15. NO THIRD PARTY BENEFICIARIES: Nothing in this Agreement, express or implied, is intended to or shall confer any rights, remedies, or benefits upon any person, including without limitation, any affiliate, employees, representatives, contractors, or agents of Buyer, other than the Parties and their respective successors or permitted assigns.

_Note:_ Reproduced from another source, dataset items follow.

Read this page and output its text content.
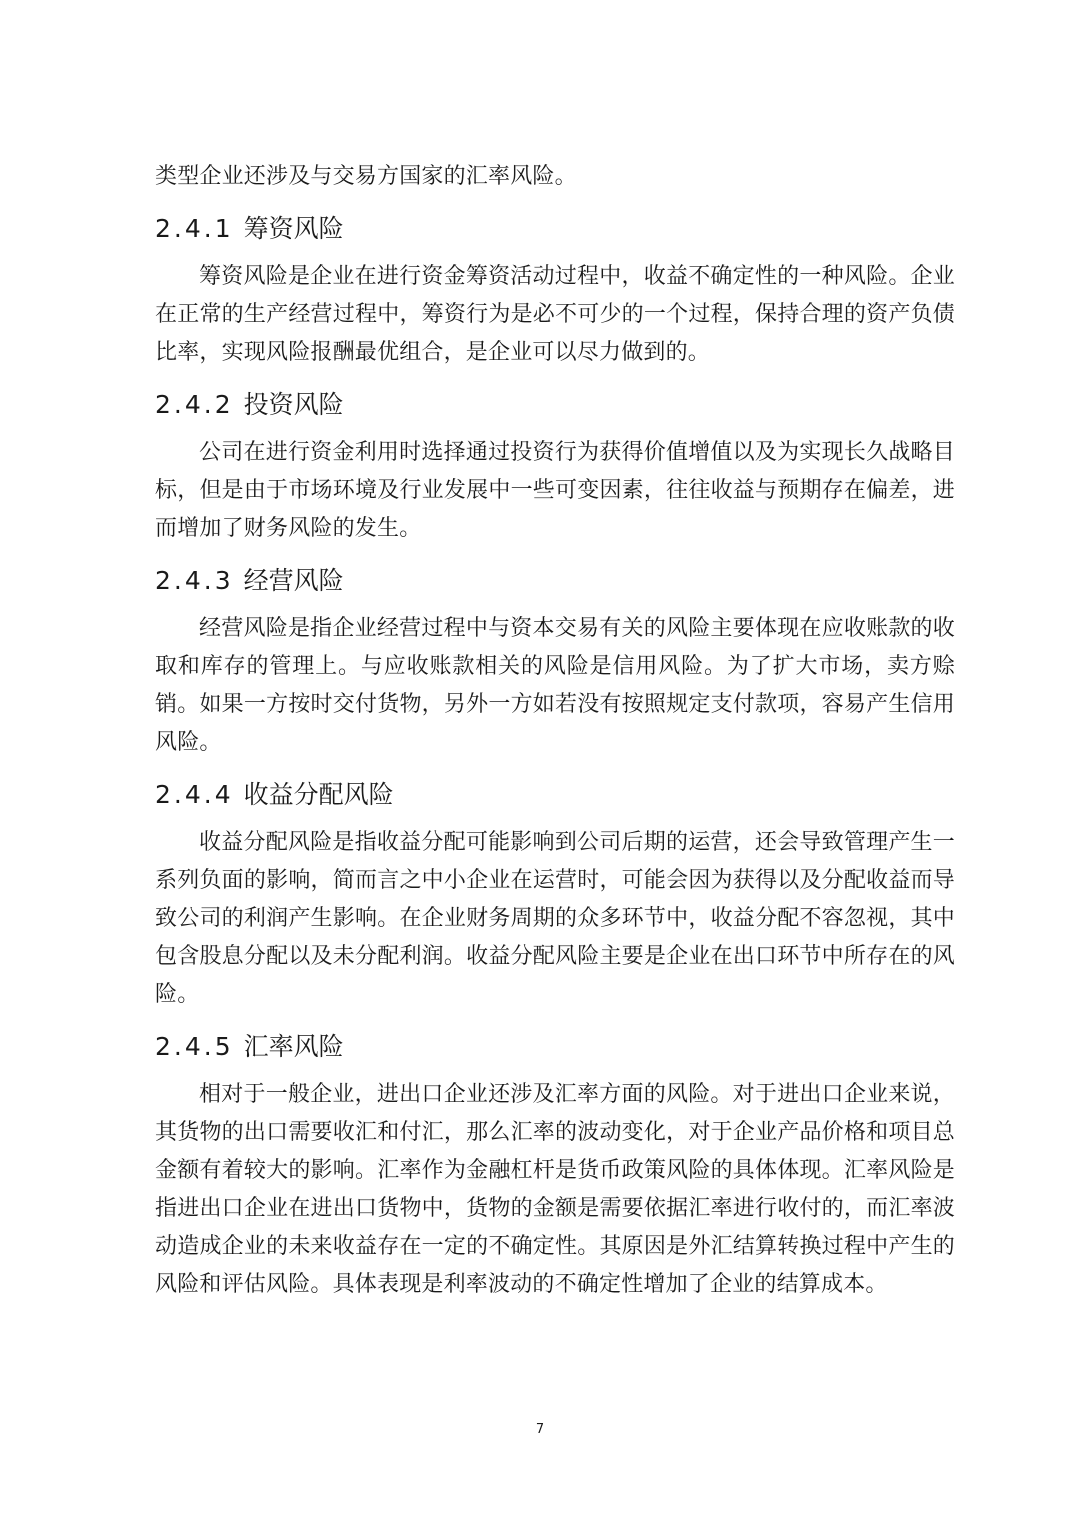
类型企业还涉及与交易方国家的汇率风险。

2.4.1 筹资风险

筹资风险是企业在进行资金筹资活动过程中，收益不确定性的一种风险。企业在正常的生产经营过程中，筹资行为是必不可少的一个过程，保持合理的资产负债比率，实现风险报酬最优组合，是企业可以尽力做到的。

2.4.2 投资风险

公司在进行资金利用时选择通过投资行为获得价值增值以及为实现长久战略目标，但是由于市场环境及行业发展中一些可变因素，往往收益与预期存在偏差，进而增加了财务风险的发生。

2.4.3 经营风险

经营风险是指企业经营过程中与资本交易有关的风险主要体现在应收账款的收取和库存的管理上。与应收账款相关的风险是信用风险。为了扩大市场，卖方赊销。如果一方按时交付货物，另外一方如若没有按照规定支付款项，容易产生信用风险。

2.4.4 收益分配风险

收益分配风险是指收益分配可能影响到公司后期的运营，还会导致管理产生一系列负面的影响，简而言之中小企业在运营时，可能会因为获得以及分配收益而导致公司的利润产生影响。在企业财务周期的众多环节中，收益分配不容忽视，其中包含股息分配以及未分配利润。收益分配风险主要是企业在出口环节中所存在的风险。

2.4.5 汇率风险

相对于一般企业，进出口企业还涉及汇率方面的风险。对于进出口企业来说，其货物的出口需要收汇和付汇，那么汇率的波动变化，对于企业产品价格和项目总金额有着较大的影响。汇率作为金融杠杆是货币政策风险的具体体现。汇率风险是指进出口企业在进出口货物中，货物的金额是需要依据汇率进行收付的，而汇率波动造成企业的未来收益存在一定的不确定性。其原因是外汇结算转换过程中产生的风险和评估风险。具体表现是利率波动的不确定性增加了企业的结算成本。

7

16. SURVIVAL: Notwithstanding the expiration, termination, or completion of the Agreement, any duty or obligation which has been incurred and which has not been fully observed, performed, or discharged, and any right, unconditional or conditional, which has been created and has not been fully enjoyed, enforced, or satisfied (including but not limited to the duties, obligations and rights, with respect to payment, confidentiality, insurance, warranty, and indemnification) shall survive such expiration, termination, or completion until such duty or obligation has been fully observed, performed, or discharged and such right has been enforced, enjoyed, or satisfied.
17. EXPORT COMPLIANCE: Buyer acknowledges that if Seller is required to comply with applicable export laws and regulations relating to the sale, exportation, transfer, assignment, disposal, and usage of the Products provided under the Agreement, including any export license requirements. Buyer agrees that such Products shall not at any time directly or indirectly be used, exported, sold, transferred, assigned or otherwise disposed of in a manner which will result in non-compliance with such applicable export laws and regulations. It shall be a condition of the continuing performance by Seller of its obligations hereunder that compliance with such export laws and regulations be maintained by Buyer at all times. BUYER AGREES TO INDEMNIFY AND HOLD SELLER HARMLESS FROM ANY AND ALL COSTS, LIABILITIES, PENALTIES, SANCTIONS AND FINES RELATED TO NON-COMPLIANCE WITH APPLICABLE EXPORT LAWS AND REGULATIONS.